Une illustration frappante est donnée par un sondage que conduit Gallup depuis le début des années 1980 auprès d’un panel d’Américains. Il leur faut classer les problèmes économiques par ordre de sévérité. Pendant longtemps, l’inflation n’était presque jamais citée comme un souci. Aujourd’hui, environ un quart des sondés voient l’inflation comme un problème majeur. Tout indique que les Européens sont aussi angoissés que les Américains par l’envolée des prix.

«Infl’action», réaction

Il y a toutefois des différences entre les deux zones. Aux Etats-Unis, l’inflation vient pour 30% environ de l’énergie, le reste résultant de la vigueur de la demande en biens et services non-énergétiques. En zone euro, cette part dépasse 50%. En simplifiant, on serait tenté de dire que l’inflation américaine est due à un excès de demande tandis que l’inflation européenne résulte surtout de problèmes d’offre. Cette distinction est importante car la politique monétaire peut certes affecter la consommation des ménages ou l’investissement des entreprises mais n’a pas de prise directe sur la production et la distribution d’énergie.

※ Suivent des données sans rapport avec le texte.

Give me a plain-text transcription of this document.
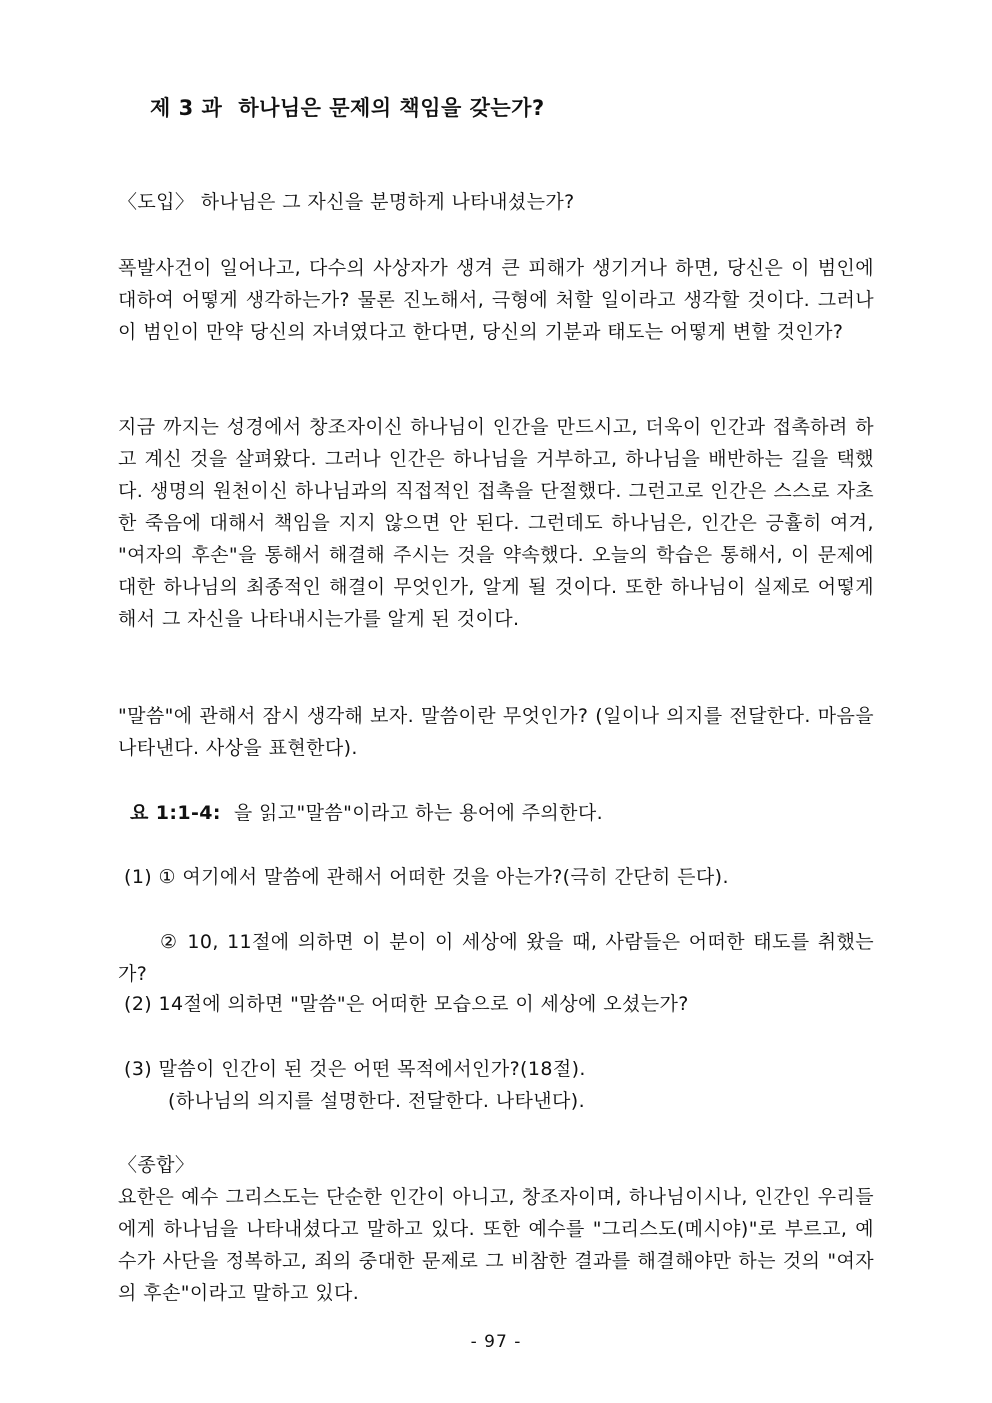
제 3 과 하나님은 문제의 책임을 갖는가?

〈도입〉 하나님은 그 자신을 분명하게 나타내셨는가?

폭발사건이 일어나고, 다수의 사상자가 생겨 큰 피해가 생기거나 하면, 당신은 이 범인에 대하여 어떻게 생각하는가? 물론 진노해서, 극형에 처할 일이라고 생각할 것이다. 그러나 이 범인이 만약 당신의 자녀였다고 한다면, 당신의 기분과 태도는 어떻게 변할 것인가?

지금 까지는 성경에서 창조자이신 하나님이 인간을 만드시고, 더욱이 인간과 접촉하려 하고 계신 것을 살펴왔다. 그러나 인간은 하나님을 거부하고, 하나님을 배반하는 길을 택했다. 생명의 원천이신 하나님과의 직접적인 접촉을 단절했다. 그런고로 인간은 스스로 자초한 죽음에 대해서 책임을 지지 않으면 안 된다. 그런데도 하나님은, 인간은 긍휼히 여겨, "여자의 후손"을 통해서 해결해 주시는 것을 약속했다. 오늘의 학습은 통해서, 이 문제에 대한 하나님의 최종적인 해결이 무엇인가, 알게 될 것이다. 또한 하나님이 실제로 어떻게 해서 그 자신을 나타내시는가를 알게 된 것이다.

"말씀"에 관해서 잠시 생각해 보자. 말씀이란 무엇인가? (일이나 의지를 전달한다. 마음을 나타낸다. 사상을 표현한다).

요 1:1-4: 을 읽고"말씀"이라고 하는 용어에 주의한다.

(1) ① 여기에서 말씀에 관해서 어떠한 것을 아는가?(극히 간단히 든다).

② 10, 11절에 의하면 이 분이 이 세상에 왔을 때, 사람들은 어떠한 태도를 취했는가?

(2) 14절에 의하면 "말씀"은 어떠한 모습으로 이 세상에 오셨는가?

(3) 말씀이 인간이 된 것은 어떤 목적에서인가?(18절).

(하나님의 의지를 설명한다. 전달한다. 나타낸다).

〈종합〉

요한은 예수 그리스도는 단순한 인간이 아니고, 창조자이며, 하나님이시나, 인간인 우리들에게 하나님을 나타내셨다고 말하고 있다. 또한 예수를 "그리스도(메시야)"로 부르고, 예수가 사단을 정복하고, 죄의 중대한 문제로 그 비참한 결과를 해결해야만 하는 것의 "여자의 후손"이라고 말하고 있다.

- 97 -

Sans une réaction forte, les banques centrales perdraient toute crédibilité par rapport à leur mandat fixant l’inflation-cible à 2%.

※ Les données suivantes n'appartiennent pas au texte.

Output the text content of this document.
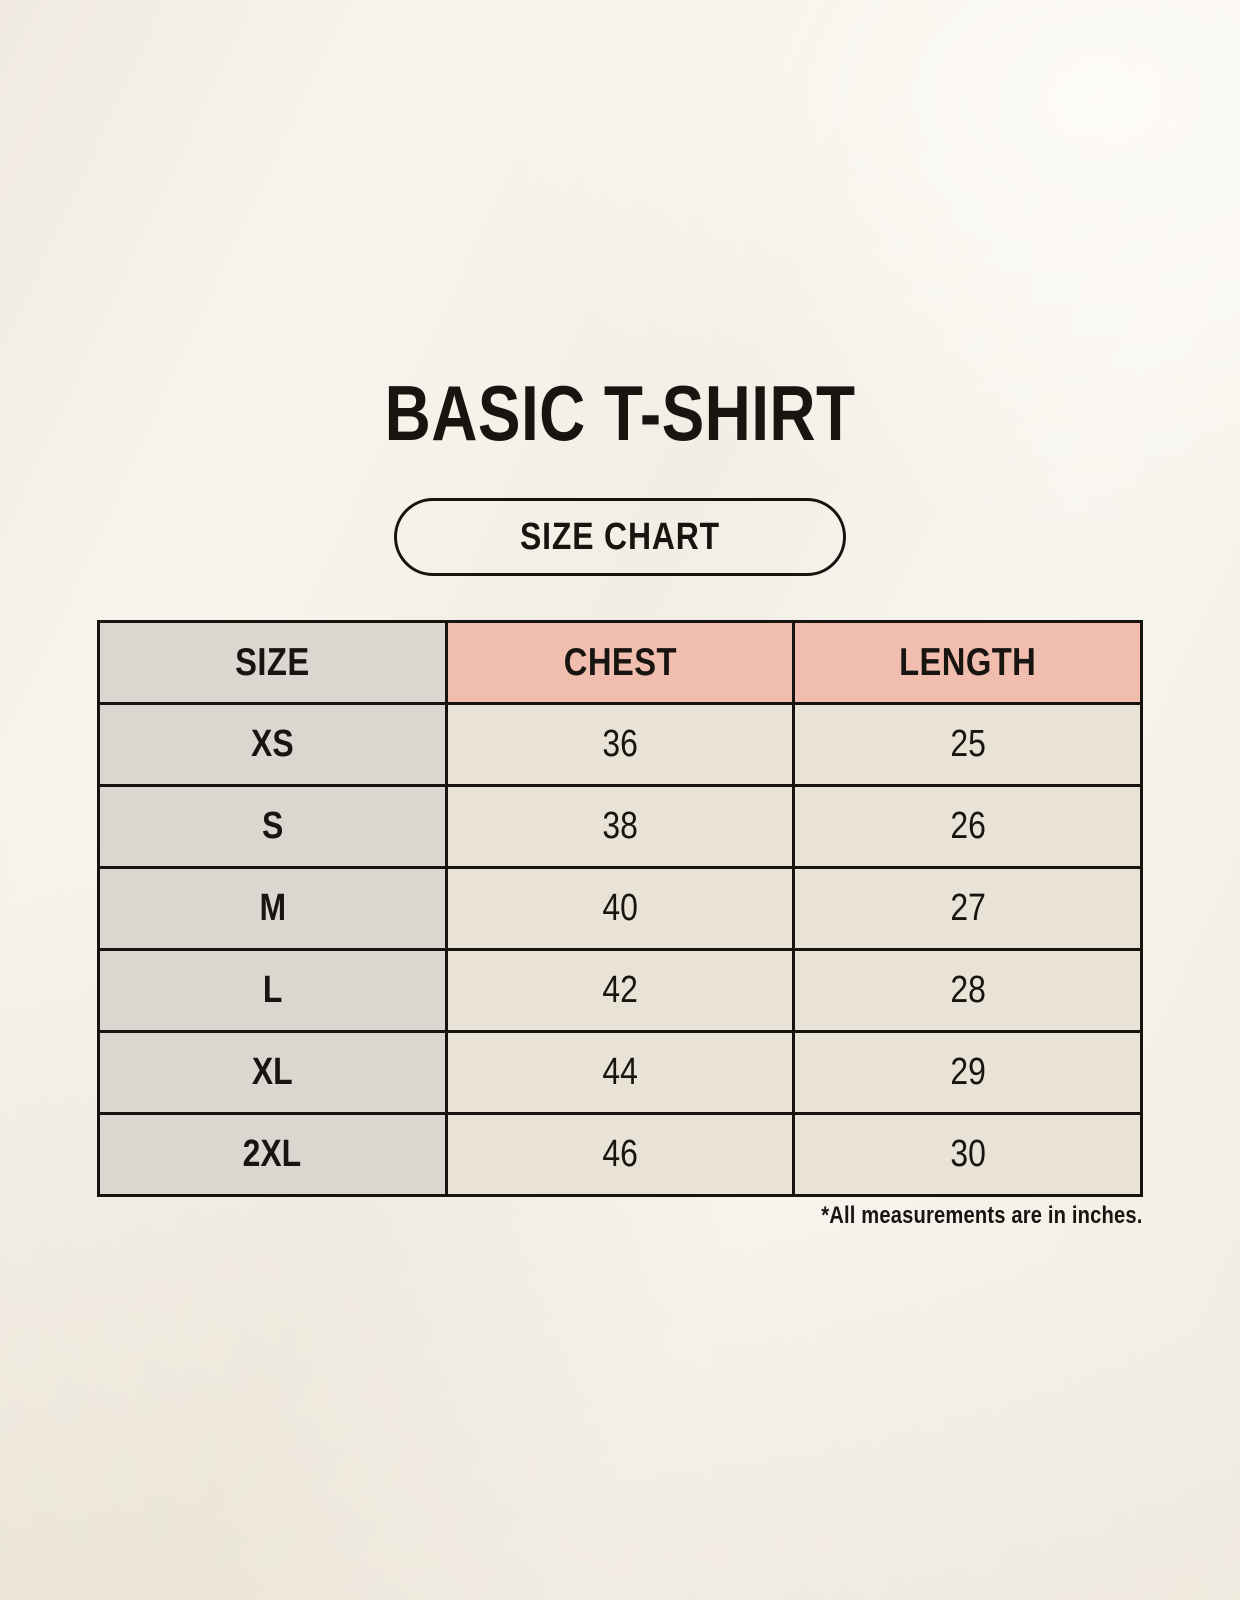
BASIC T-SHIRT
SIZE CHART
SIZE	CHEST	LENGTH
XS	36	25
S	38	26
M	40	27
L	42	28
XL	44	29
2XL	46	30
*All measurements are in inches.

Désormais, le changement de psychologie des consommateurs impose à tous les banquiers centraux de viser la désinflation sans tarder. Il y aura fatalement un coût en termes de croissance ou d’emplois perdus mais il doit être mis en balance avec des bénéfices espérés à plus long terme. L’expérience montre qu’en général, quand il faut resserrer la politique monétaire, les banquiers centraux optent pour le gradualisme. Ce n’est plus le cas.

Sans une réaction forte, les banques centrales perdraient toute crédibilité par rapport à leur mandat fixant l’inflation-cible à 2%. Les ménages pourraient être conduit à penser que 10% d’inflation sont un nouveau régime permanent, ajuster leurs revendications salariales en conséquence, aboutissant à une spirale entre les prix et les salaires. Une telle situation s’est produite dans les années 1970. Seule une grave crise économique avait alors permis de réduire les anticipations d’inflation. En 2022, le sacrifice revient donc à risquer une petite récession aujourd’hui plutôt qu’une grave récession demain.